Cash bonuses have also led to the hiding, loosening, and elimination of tools that companies often use to link payment to performance, which many critics argue was already too weak. Companies still operate when they seek protection under Chapter 11 bankruptcy. And in theory, boards could require CEOs to achieve sales goals or achieve other goals.

And in some cases, some strings remain. Ms. Soltau has to pay a fifth of her bonus in cash if she doesn’t meet certain performance goals, and Mr. Lawler has to pay half of his. But JC Penney and Chesapeake did not disclose the goals in their value submissions and declined to answer questions about them.

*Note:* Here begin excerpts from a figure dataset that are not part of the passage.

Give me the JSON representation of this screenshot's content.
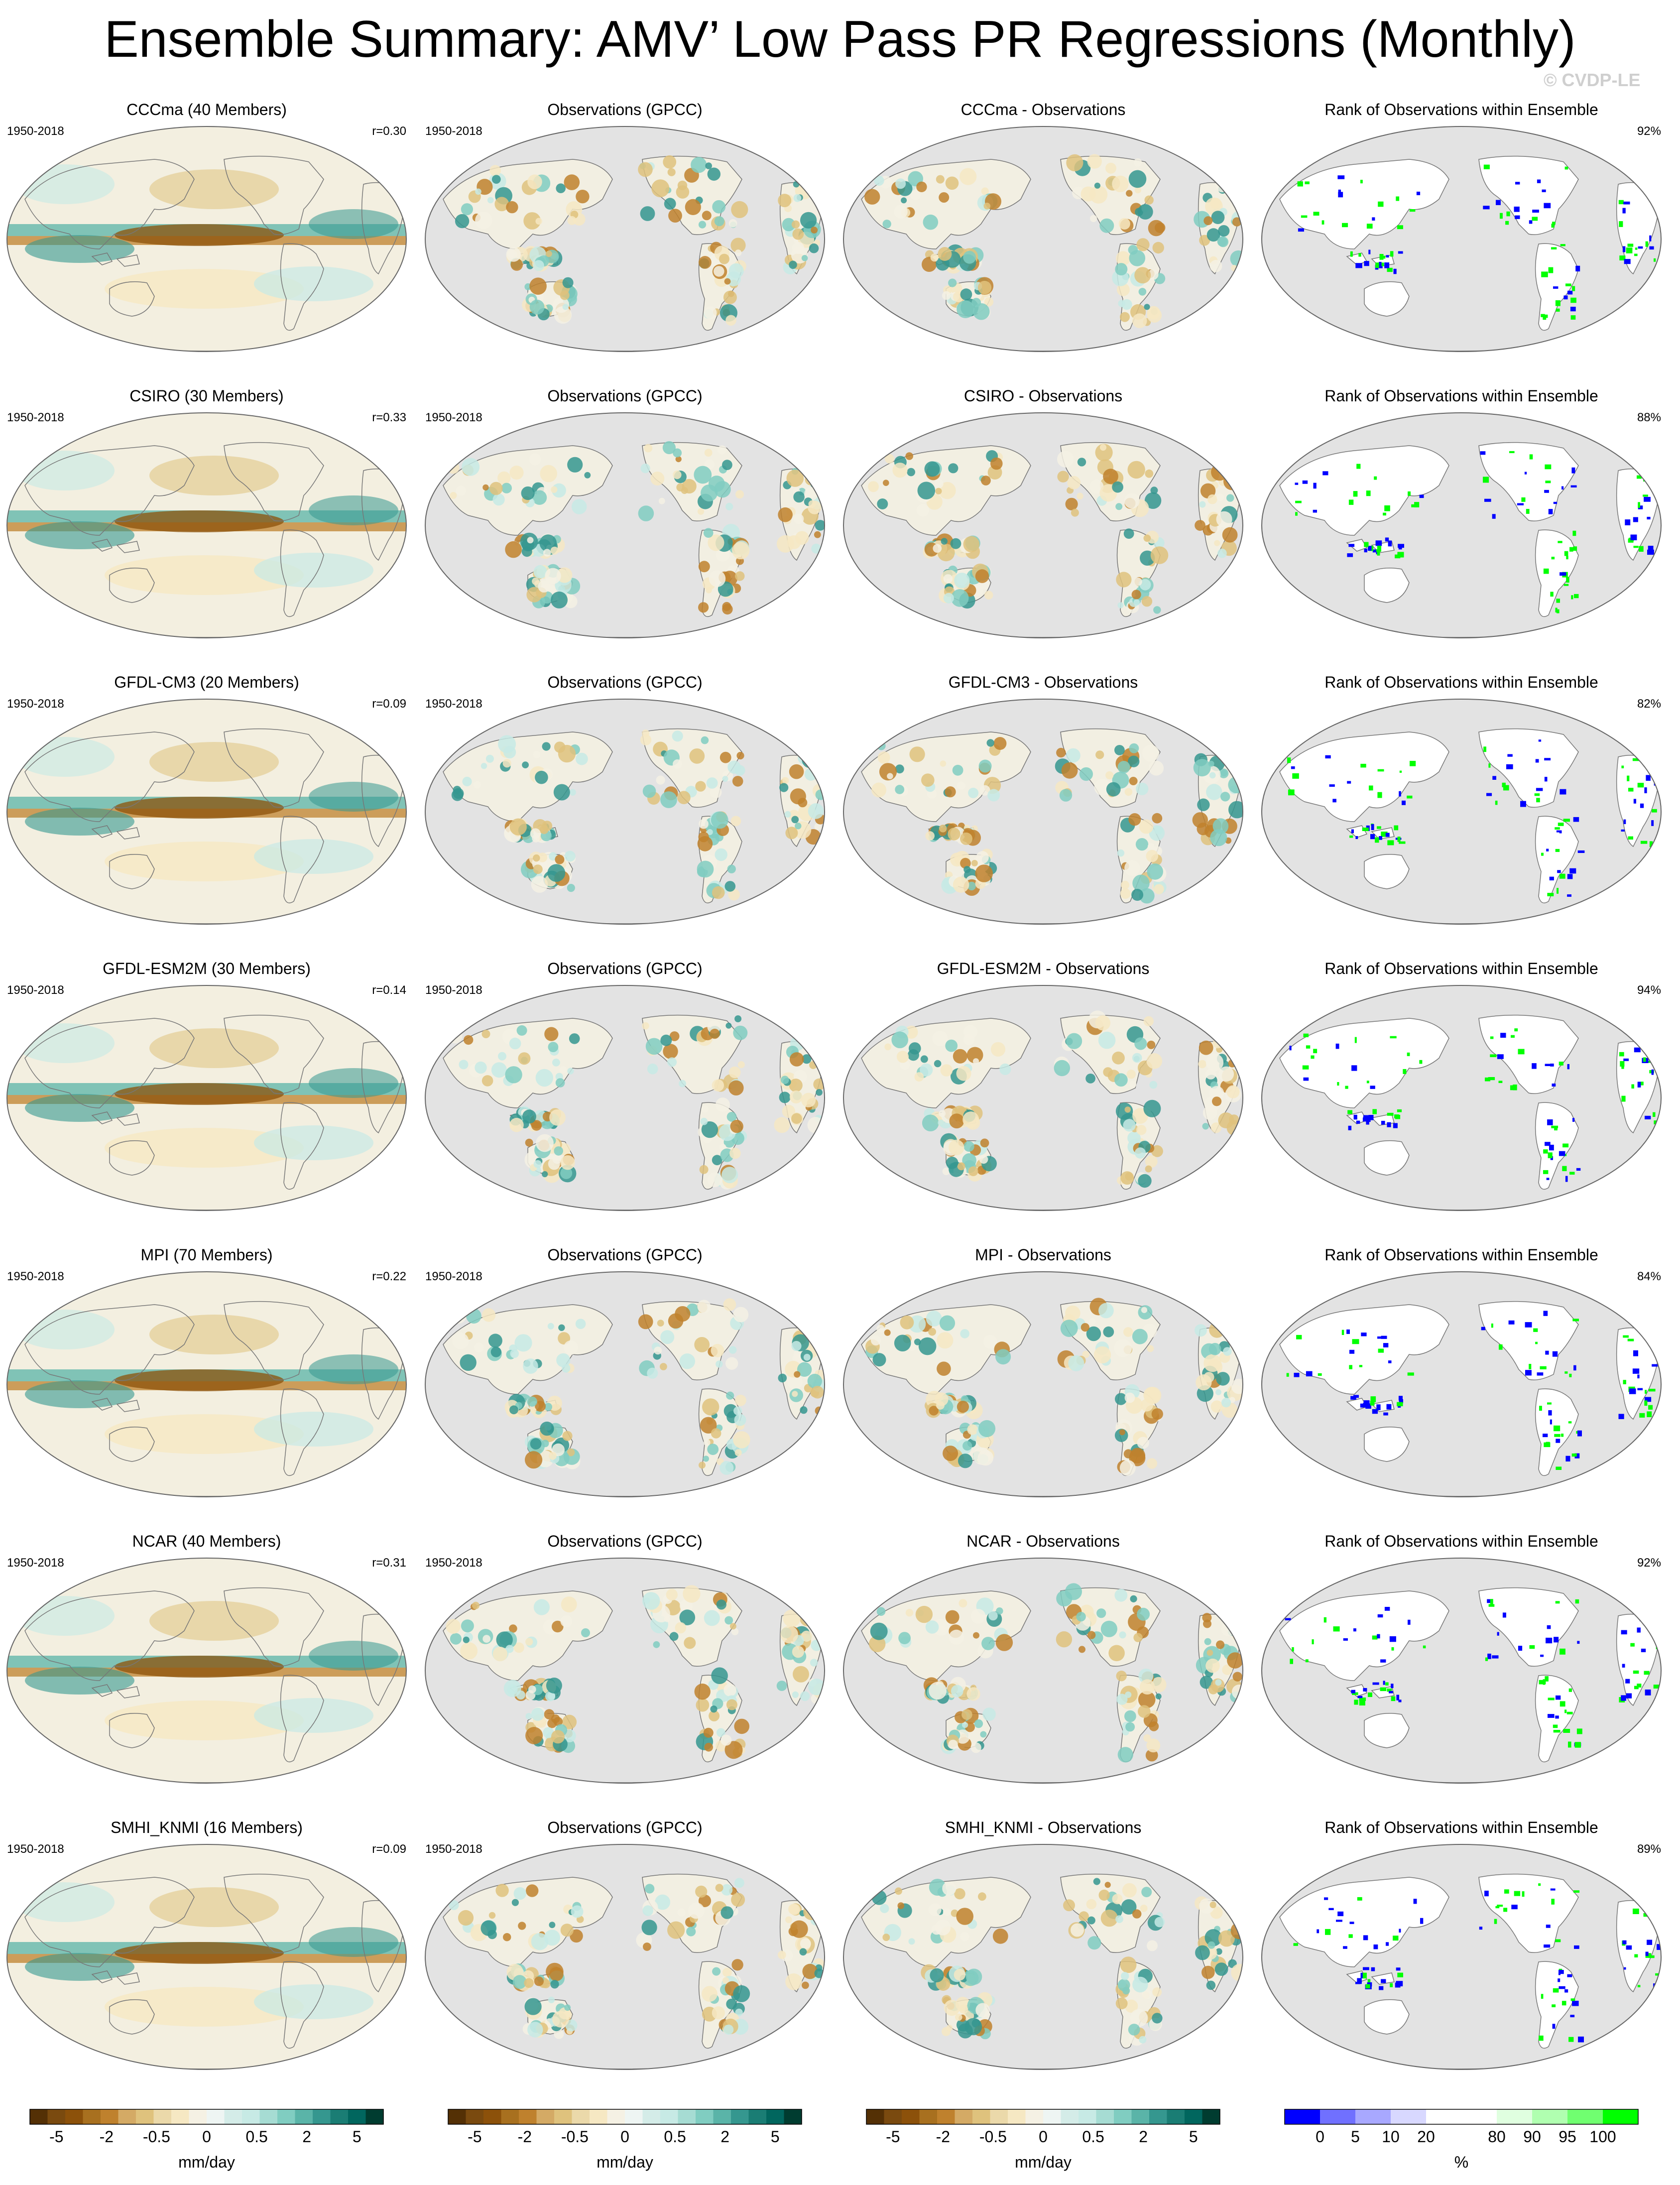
{
  "title": "Ensemble Summary: AMV’ Low Pass PR Regressions (Monthly)",
  "watermark": "© CVDP-LE",
  "period": "1950-2018",
  "obs_title": "Observations (GPCC)",
  "rank_title": "Rank of Observations within Ensemble",
  "rows": [
    {
      "model_title": "CCCma (40 Members)",
      "r": "r=0.30",
      "diff_title": "CCCma - Observations",
      "rank_pct": "92%"
    },
    {
      "model_title": "CSIRO (30 Members)",
      "r": "r=0.33",
      "diff_title": "CSIRO - Observations",
      "rank_pct": "88%"
    },
    {
      "model_title": "GFDL-CM3 (20 Members)",
      "r": "r=0.09",
      "diff_title": "GFDL-CM3 - Observations",
      "rank_pct": "82%"
    },
    {
      "model_title": "GFDL-ESM2M (30 Members)",
      "r": "r=0.14",
      "diff_title": "GFDL-ESM2M - Observations",
      "rank_pct": "94%"
    },
    {
      "model_title": "MPI (70 Members)",
      "r": "r=0.22",
      "diff_title": "MPI - Observations",
      "rank_pct": "84%"
    },
    {
      "model_title": "NCAR (40 Members)",
      "r": "r=0.31",
      "diff_title": "NCAR - Observations",
      "rank_pct": "92%"
    },
    {
      "model_title": "SMHI_KNMI (16 Members)",
      "r": "r=0.09",
      "diff_title": "SMHI_KNMI - Observations",
      "rank_pct": "89%"
    }
  ],
  "colorbars": {
    "pr": {
      "unit": "mm/day",
      "ticks": [
        "-5",
        "-2",
        "-0.5",
        "0",
        "0.5",
        "2",
        "5"
      ],
      "colors": [
        "#543005",
        "#7a4a0f",
        "#8c510a",
        "#a8701f",
        "#bf812d",
        "#d4aa65",
        "#dfc27d",
        "#ebd9aa",
        "#f6e8c3",
        "#f5f1e4",
        "#eef5f3",
        "#d4ece8",
        "#c7eae5",
        "#a6dcd3",
        "#80cdc1",
        "#5ab4a8",
        "#35978f",
        "#1a7d74",
        "#01665e",
        "#003c30"
      ]
    },
    "rank": {
      "unit": "%",
      "ticks": [
        "0",
        "5",
        "10",
        "20",
        "80",
        "90",
        "95",
        "100"
      ],
      "colors": [
        "#0000ff",
        "#7070ff",
        "#a8a8ff",
        "#d8d8ff",
        "#ffffff",
        "#ffffff",
        "#e0ffe0",
        "#b0ffb0",
        "#70ff70",
        "#00ff00"
      ]
    }
  }
}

Hertz and Whiting, the oil and gas company, did not link the cash bonds to performance targets. Whiting and Holly did not respond to requests for comment, but the company said in a securities presentation that the new bonuses “eliminate any possible misalignment of interests that would likely arise if existing performance metrics were retained and / or the new performance metrics. were established at a volatile and uncertain time. “

This is not the first time that executive pay in troubled companies has sparked a protest. Congress passed a law in 2005 aimed at curbing retention bonds paid during bankruptcy. Under the law, companies can pay incentive-based bonuses, but the legal cost of building such payments and obtaining their approval in bankruptcy court skyrocketed after 2005, according to research by Jared Ellias, a professor at Hastings College. from the University of California. the law.

Of course, Congress could change the bankruptcy law so that compensation payments made before filing can be returned, Ellias said. In addition, lawmakers could make it easier for creditors to file lawsuits against executives after the bankruptcy.